What perplexes me the most is the answer the textbook provides:
- The book claims that the expansion of $\sqrt{1+x}$ to two terms is: $$\sqrt{1+x} = 1 + \frac{x}{2} - \frac{1}{4(1+\theta x)^{\frac{3}{2}}}$$ and that the remainder can be estimated as: $$-\frac{1}{4} \lt R_1 \lt - \frac{\sqrt{2}}{16}$$
I understand how they obtained the range for the remainder (simply substituting $\theta = 0$ and $\theta = 1$). However, I don’t understand how to obtain this expression for the remainder.
- The textbook simply stated the percentage error of the approximation is a little over $6$%. However, I don’t see how I could get this answer from the methods I know. The only way I could only think of was to calculate $\sqrt{2}$ to 4 or 5 decimal places and actually calculate the percentage error.

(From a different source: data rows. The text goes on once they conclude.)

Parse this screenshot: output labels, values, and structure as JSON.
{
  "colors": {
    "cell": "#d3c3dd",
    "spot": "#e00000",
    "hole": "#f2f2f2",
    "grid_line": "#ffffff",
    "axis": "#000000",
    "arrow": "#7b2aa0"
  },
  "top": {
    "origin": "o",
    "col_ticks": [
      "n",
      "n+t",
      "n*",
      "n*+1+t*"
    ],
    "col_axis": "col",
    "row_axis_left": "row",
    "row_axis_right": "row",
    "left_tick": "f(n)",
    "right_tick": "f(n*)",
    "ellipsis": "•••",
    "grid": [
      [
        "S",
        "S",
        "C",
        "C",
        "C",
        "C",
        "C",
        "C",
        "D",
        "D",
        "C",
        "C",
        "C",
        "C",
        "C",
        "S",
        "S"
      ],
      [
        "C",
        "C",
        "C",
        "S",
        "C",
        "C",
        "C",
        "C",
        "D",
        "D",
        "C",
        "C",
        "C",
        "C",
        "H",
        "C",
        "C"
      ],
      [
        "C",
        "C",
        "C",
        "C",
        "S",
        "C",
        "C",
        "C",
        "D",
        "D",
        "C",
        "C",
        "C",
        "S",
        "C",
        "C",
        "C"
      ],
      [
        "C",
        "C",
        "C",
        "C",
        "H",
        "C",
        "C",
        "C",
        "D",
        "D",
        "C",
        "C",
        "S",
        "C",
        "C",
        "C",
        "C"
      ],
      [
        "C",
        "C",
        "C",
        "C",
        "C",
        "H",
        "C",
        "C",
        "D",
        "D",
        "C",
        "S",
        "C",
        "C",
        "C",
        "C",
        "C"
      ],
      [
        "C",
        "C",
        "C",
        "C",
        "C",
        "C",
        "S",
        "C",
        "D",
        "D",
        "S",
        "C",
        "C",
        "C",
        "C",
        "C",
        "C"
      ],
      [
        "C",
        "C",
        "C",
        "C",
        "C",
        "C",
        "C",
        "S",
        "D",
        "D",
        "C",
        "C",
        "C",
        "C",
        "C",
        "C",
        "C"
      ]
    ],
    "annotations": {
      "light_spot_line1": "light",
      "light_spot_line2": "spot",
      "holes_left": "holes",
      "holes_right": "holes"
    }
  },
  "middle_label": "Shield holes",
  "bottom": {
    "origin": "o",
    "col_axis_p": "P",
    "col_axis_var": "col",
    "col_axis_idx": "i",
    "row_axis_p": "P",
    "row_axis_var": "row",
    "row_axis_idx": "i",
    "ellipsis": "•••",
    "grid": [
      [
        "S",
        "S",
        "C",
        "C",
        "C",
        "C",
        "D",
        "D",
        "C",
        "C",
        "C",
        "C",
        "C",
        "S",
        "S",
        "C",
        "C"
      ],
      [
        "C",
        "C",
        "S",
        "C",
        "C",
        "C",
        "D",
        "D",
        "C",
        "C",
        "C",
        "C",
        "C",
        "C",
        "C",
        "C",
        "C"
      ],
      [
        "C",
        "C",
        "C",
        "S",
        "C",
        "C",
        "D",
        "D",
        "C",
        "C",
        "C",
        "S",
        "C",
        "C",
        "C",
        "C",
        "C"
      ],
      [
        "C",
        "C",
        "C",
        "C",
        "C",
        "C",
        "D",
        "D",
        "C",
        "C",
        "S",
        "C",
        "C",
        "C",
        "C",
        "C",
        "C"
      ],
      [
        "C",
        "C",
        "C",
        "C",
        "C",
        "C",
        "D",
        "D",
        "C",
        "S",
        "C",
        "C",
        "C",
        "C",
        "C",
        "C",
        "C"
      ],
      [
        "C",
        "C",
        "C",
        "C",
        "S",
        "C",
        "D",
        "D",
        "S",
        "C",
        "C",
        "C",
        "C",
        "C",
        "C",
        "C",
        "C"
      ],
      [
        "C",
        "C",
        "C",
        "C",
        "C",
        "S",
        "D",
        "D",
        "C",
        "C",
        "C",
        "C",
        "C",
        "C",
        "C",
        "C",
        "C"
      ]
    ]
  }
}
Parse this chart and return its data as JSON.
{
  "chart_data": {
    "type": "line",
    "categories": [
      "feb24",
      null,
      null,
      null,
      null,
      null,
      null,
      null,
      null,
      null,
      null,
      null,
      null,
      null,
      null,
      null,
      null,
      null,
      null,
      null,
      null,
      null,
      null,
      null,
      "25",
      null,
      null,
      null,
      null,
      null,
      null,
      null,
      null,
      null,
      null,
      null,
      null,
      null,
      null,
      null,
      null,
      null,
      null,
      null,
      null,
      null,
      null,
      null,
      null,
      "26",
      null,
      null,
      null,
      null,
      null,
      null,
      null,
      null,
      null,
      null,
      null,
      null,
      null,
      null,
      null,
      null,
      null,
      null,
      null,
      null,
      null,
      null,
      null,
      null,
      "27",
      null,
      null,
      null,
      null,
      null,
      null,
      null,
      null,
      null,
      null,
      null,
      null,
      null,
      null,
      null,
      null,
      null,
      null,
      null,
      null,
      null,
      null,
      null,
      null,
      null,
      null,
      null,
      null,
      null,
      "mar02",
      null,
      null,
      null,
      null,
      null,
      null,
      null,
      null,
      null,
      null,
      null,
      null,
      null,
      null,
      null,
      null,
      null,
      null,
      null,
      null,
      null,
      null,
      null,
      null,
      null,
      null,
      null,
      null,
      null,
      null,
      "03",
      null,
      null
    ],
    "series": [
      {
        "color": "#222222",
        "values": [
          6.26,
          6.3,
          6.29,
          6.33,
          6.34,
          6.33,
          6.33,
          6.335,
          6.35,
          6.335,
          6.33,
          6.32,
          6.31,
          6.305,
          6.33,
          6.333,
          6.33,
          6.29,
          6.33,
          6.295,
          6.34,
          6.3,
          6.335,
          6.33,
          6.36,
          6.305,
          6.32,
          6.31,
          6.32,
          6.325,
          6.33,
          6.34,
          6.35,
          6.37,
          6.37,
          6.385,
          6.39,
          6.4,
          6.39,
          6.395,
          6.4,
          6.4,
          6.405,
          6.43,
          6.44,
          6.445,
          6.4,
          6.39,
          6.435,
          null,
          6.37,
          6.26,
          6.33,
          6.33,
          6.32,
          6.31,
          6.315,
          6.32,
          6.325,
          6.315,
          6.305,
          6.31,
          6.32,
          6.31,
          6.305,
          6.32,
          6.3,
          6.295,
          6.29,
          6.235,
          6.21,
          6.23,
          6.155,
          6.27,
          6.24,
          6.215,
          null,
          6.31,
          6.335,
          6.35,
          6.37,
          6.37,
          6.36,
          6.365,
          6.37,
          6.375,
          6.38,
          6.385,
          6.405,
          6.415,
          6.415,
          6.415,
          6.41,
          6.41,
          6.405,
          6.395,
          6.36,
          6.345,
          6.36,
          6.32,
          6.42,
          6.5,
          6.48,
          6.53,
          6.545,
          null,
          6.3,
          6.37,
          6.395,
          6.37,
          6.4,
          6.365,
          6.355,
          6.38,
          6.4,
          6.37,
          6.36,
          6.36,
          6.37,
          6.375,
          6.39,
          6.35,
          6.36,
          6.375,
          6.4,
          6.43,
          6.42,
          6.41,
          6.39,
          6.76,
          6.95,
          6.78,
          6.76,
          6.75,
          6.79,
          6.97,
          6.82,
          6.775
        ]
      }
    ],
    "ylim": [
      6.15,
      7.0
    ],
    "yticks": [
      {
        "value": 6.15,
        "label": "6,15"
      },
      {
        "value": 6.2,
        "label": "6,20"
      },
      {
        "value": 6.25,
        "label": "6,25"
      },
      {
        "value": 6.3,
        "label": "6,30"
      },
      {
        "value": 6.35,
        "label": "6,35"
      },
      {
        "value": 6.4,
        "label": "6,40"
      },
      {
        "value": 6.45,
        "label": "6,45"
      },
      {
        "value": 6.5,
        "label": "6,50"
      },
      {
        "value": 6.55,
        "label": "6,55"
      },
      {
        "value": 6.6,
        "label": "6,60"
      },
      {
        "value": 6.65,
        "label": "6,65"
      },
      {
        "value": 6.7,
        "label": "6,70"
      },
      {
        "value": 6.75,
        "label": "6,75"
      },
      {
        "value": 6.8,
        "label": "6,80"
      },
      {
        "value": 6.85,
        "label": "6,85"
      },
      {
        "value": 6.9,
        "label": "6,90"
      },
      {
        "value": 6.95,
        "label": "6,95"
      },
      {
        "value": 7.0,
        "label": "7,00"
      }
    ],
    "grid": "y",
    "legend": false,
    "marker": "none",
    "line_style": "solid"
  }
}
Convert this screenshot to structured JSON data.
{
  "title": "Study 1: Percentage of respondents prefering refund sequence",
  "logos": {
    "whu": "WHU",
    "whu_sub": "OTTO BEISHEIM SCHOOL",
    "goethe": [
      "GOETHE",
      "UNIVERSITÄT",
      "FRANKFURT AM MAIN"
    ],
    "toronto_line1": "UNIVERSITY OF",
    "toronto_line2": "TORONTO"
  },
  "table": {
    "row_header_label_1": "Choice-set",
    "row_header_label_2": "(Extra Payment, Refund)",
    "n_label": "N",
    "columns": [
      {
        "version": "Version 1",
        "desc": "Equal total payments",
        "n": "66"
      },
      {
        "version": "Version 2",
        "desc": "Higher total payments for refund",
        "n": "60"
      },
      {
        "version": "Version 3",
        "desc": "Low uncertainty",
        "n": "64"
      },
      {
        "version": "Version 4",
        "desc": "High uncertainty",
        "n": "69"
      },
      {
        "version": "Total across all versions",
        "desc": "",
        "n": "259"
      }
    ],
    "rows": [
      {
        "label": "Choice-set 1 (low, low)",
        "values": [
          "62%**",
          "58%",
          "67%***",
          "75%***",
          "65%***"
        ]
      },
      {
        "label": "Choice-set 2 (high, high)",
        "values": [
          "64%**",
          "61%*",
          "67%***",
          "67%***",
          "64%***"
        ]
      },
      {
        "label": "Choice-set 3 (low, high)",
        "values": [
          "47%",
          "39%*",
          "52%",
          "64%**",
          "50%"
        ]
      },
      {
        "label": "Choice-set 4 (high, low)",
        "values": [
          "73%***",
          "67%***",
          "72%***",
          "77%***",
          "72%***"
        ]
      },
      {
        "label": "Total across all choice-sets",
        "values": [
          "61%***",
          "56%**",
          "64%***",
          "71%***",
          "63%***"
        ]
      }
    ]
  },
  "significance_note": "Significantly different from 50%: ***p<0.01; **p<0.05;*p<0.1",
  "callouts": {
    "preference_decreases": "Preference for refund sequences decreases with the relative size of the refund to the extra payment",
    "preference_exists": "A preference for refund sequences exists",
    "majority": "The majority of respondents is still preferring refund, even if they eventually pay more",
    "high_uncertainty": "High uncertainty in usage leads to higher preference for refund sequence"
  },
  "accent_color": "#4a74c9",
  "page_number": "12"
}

I feel a little embarrassed about posting this, as the question seems like to me to be very simple; however, I can’t think of any way to calculate the exact error of the approximation, as everything I have learned to this point is essentially calculating the “worse-case scenario” for the remainder.
I would appreciate any guidance on this.
EDIT:
I have found a way to calculate the value $\sqrt{2}$ using the Taylor expansion above by expressing $\sqrt{2}$ as $\frac{7}{5}\sqrt{1+\frac{1}{49}}$. However, I still don’t understand how the textbook obtained their expression for the remainder.